Trend towards local brands

In other product categories, there has been a trend towards local brands, based to some extent on nationalist sentiment. These products need to be marketed as locally made, if possible, to remove the stigma of being imported. This will further increase the pressure to produce in China for China. The geopolitical situation drives behavior in this product category as well as government statements.

Consumers are being driven to buy from low-cost retailers such as Miniso. Chinese consumer behavior is influenced by expectations of future salaries and economic prospects, creating headwinds as Chinese shoppers trade down from more expensive retailers (FT, May 13, 2024).

The trend seems to be: be present on as many online retail channels as possible to provide consumers with the most convenient way to shop and to compare product quality and prices. Such operations require flexible and fast operating models with local decision making in China.
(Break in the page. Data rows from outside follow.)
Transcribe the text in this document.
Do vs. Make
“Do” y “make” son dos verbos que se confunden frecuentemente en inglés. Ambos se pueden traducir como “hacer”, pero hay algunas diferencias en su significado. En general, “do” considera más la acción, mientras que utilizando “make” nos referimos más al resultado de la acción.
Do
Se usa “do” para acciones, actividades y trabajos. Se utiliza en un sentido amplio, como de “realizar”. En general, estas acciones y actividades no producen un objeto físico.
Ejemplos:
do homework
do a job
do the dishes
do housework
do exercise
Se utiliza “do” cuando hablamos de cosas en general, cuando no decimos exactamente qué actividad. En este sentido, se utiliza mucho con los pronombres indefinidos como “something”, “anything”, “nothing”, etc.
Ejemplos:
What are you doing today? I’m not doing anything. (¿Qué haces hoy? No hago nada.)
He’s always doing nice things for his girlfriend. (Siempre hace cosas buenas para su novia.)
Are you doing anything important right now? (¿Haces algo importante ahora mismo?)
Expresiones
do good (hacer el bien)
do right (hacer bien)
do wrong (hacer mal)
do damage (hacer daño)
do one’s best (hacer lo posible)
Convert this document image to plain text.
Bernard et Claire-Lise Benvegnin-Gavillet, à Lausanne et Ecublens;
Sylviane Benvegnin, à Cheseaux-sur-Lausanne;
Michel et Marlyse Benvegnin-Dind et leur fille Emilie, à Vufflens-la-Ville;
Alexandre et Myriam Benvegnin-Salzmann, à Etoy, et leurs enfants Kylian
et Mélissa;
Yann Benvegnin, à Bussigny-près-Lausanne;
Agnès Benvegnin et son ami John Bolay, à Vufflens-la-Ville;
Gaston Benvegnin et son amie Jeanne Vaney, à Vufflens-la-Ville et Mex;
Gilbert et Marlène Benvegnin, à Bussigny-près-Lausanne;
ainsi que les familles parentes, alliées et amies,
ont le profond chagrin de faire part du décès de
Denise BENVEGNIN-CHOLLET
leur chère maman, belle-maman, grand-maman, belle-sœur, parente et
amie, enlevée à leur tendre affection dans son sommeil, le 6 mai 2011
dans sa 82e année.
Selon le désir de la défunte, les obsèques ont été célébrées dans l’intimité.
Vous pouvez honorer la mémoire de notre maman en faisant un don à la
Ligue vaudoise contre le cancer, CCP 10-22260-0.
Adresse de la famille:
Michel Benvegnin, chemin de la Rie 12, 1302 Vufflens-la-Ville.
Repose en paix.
This further drives localization in China, which can be a challenge for SMEs with limited management bandwidth.


The Chinese consumer is facing a challenging economic situation that is undermining consumer confidence and is likely to result in even higher savings rates as long as uncertainty persists. Consumer behavior requires a different approach to distribution channels, product design, characteristics, and pricing. This creates opportunities and challenges for existing and new market participants.

Felix Sutter worked as a partner at PricewaterhouseCoopers (PwC) Switzerland for nearly 20 years.

Felix Sutter

Felix Sutter, who worked as a partner at PricewaterhouseCoopers (PwC) Switzerland for nearly 20 years, has been the President of the Swiss Chinese Chamber of Commerce (SCCC) since 2015. He played a key role in repositioning the SCCC and restructuring its board. In November 2017, he was nominated as one of the three “Visiting Leaders” at the China European International Business School (CEIBS) Shanghai Campus. Through SUCCEED Consulting GmbH, Felix Sutter and his Chinese partner promote innovative Swiss and Chinese companies by bringing together entrepreneurs and investors.